The Retirement Myth

It is interesting that the bane of our successful working class isn't laziness, on the contrary it may be too much work

Many folks including myself would speak of their early retirements at the start of their careers. All blue eyed, hopeful, optimistic and full of energy, it all seems like a steep rise to top in the next 10 years or so, giving you enough money and constant income to have you retire in peace. Few people got it right and I only read it few years back and it all makes so much sense. Tim Ferris got it right in his 4 hour workweek and the Peter Cohan inthis article

We are not looking for a life of zero work, I don’t think most of us will survive that kind of life, more so after a life where you could make enough money in ten years to last your life time. Unless you are truly lucky to win a lottery, any such achievement would come after many 100+ hour weeks and you would be incapable of dealing with the emptiness of no work. So, essentially, what we look for isn’t really zero work, but freedom from constraints, a control over your life, your time.

If you could spend your days the way you want without having to worry about putting food on table or saving up for your kids’ college, marriage and what not, you would have the life you want. This all makes a lot of sense, and begs the question - is it really worth waiting 20 or 30 years and have a retired life where you are not worried about all the things mentioned above. Would you even have the energy to do what you want with your free time then?
Instead of planning for a deferred retired, peaceful life, figure out what you would like to do. You may come to realize that all that you are looking for doesn’t need you to retire fully, all it might need for all you know is a little bit extra time in your life and may be slightly better financial planning? Like the ad below from IDBI federal Life Insurance trying to free you up from worrying about some part of your financial needs.

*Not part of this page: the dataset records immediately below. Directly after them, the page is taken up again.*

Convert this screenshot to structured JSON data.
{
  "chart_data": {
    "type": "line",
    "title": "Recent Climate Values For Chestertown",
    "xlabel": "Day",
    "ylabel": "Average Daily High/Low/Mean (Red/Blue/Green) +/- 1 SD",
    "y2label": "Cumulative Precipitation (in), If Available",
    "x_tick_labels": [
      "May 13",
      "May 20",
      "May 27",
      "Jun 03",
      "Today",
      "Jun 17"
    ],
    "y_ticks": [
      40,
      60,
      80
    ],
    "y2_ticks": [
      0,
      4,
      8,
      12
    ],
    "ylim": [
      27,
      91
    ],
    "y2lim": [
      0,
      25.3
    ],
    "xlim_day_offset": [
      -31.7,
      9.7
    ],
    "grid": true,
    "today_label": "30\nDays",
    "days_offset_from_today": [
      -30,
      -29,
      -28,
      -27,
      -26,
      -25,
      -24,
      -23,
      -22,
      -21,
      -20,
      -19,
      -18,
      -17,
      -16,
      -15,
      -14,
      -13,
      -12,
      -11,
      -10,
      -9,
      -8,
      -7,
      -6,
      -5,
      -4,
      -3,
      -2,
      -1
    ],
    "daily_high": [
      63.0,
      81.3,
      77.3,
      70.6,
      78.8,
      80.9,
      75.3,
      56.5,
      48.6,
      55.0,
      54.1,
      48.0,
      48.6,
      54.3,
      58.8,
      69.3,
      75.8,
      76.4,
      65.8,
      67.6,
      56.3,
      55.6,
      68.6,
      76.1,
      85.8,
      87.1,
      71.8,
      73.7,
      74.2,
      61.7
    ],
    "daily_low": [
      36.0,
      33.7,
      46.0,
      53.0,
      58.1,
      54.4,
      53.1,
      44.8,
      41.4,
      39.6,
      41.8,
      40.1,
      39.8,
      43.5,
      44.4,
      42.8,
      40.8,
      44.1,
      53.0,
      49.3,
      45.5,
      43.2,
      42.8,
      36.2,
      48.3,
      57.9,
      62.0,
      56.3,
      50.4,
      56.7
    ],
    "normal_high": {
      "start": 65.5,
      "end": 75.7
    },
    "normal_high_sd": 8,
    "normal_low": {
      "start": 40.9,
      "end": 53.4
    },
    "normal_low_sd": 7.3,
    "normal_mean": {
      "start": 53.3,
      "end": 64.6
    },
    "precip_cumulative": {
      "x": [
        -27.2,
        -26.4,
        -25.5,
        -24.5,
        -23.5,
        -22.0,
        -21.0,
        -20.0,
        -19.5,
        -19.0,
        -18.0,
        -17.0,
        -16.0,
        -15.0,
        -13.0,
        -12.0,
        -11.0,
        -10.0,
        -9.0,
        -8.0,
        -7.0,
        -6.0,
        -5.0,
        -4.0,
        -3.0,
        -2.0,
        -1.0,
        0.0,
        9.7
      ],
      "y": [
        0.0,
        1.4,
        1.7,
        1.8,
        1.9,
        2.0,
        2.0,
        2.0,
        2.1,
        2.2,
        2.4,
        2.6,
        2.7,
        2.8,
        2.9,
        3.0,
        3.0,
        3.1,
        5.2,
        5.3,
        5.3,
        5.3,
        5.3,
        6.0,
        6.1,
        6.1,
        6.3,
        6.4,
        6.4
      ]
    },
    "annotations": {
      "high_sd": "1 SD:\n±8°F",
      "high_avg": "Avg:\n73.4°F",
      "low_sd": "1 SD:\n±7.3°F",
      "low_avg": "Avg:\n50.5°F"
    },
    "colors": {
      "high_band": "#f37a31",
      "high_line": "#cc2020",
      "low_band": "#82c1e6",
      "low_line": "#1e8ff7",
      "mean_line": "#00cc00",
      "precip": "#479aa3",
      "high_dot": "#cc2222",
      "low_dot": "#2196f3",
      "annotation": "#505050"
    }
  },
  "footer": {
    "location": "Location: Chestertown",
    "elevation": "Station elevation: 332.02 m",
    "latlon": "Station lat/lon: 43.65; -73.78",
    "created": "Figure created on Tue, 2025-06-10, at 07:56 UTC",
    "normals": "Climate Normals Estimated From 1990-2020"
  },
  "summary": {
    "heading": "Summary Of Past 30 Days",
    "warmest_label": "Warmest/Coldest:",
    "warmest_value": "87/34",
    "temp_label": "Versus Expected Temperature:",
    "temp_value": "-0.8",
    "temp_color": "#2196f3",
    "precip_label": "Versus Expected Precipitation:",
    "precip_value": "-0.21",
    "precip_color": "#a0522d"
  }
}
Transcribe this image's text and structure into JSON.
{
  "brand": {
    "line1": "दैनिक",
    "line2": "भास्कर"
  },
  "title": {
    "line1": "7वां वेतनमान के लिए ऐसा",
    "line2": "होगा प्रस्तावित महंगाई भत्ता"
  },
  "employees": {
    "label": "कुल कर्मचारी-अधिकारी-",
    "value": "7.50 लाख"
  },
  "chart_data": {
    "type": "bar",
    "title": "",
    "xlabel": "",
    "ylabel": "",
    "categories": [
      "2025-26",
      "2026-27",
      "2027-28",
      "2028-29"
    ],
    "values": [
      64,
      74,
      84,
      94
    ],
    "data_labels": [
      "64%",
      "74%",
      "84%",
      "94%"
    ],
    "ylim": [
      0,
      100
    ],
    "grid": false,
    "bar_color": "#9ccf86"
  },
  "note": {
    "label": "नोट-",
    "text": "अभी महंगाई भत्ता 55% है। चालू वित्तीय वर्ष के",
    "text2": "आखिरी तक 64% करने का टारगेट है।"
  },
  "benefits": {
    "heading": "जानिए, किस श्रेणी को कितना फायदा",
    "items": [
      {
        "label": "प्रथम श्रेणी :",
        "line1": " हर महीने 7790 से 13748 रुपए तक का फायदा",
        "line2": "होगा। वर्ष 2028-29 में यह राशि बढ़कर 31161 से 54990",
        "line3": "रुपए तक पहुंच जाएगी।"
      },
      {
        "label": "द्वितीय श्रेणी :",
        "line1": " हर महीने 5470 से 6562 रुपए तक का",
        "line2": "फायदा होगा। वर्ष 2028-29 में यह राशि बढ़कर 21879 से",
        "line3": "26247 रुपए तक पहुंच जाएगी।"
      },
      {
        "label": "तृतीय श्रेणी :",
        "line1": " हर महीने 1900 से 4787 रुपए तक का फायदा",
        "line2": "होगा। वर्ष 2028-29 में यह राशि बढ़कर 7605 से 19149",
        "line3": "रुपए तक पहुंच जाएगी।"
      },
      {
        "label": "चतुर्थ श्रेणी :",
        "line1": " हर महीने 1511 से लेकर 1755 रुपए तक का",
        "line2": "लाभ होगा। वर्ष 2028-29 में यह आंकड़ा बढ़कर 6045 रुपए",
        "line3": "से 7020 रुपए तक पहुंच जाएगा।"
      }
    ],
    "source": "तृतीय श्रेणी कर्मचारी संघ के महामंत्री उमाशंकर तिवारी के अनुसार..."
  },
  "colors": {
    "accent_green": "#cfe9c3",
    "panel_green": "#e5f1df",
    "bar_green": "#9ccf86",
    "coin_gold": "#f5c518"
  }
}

Anyway, this may be true for some, not for others, but what makes sense for everyone would be to have a list of things they would like to do if they could get a chance to live worry-free. Here is mine

Read

I have been too fond of reading all my life. I spent first 18 years of my life without reading any English novel, but devouring every piece of reading material I could get my hands on at my home. We never had a reading culture at home (more so English) and I never realized how much I loved it. Come college, I see a Hostel library and I got hooked. I read more than 55 books that year ( I was keeping count), of course, the grades nosedived, but that’s how I started and my constant regret is, so many books, not enough time!

Play/Exercise
Again something I did as much as I could, but wasn’t into it formally ever. But started playing table tennis a little more seriously in college, and then later on got into running, yoga, gym-ming, swimming. I may not look super-athletic, but I enjoy it !

Movies/Music
With web 2.0, there is only more to do here and I would like to lap it up all

Write
Writing for fun, un-constrained, un-supervised

Learn
Something, anything

Make Money/Grow an enterprise/Solve Problems:
This is the bit where I would like to fit my job or is a proxy for a job. However, a job that lets me enjoy the other things without putting pressure to choose from them, or ignore them. Of course, there are rarely those jobs, and even if there are, there will be peer pressure, a constant sense of competition with your immediate peers forcing you to push just a bit harder. This is a bane for all of us, in big scheme of things, all of us have lost the race in one way or the other if we really think we are in a race, but we always change our scope to make it interesting/horrible for us. And we stick to our own treadmills forever.

Write your own list, figure out what it is really, and make a move!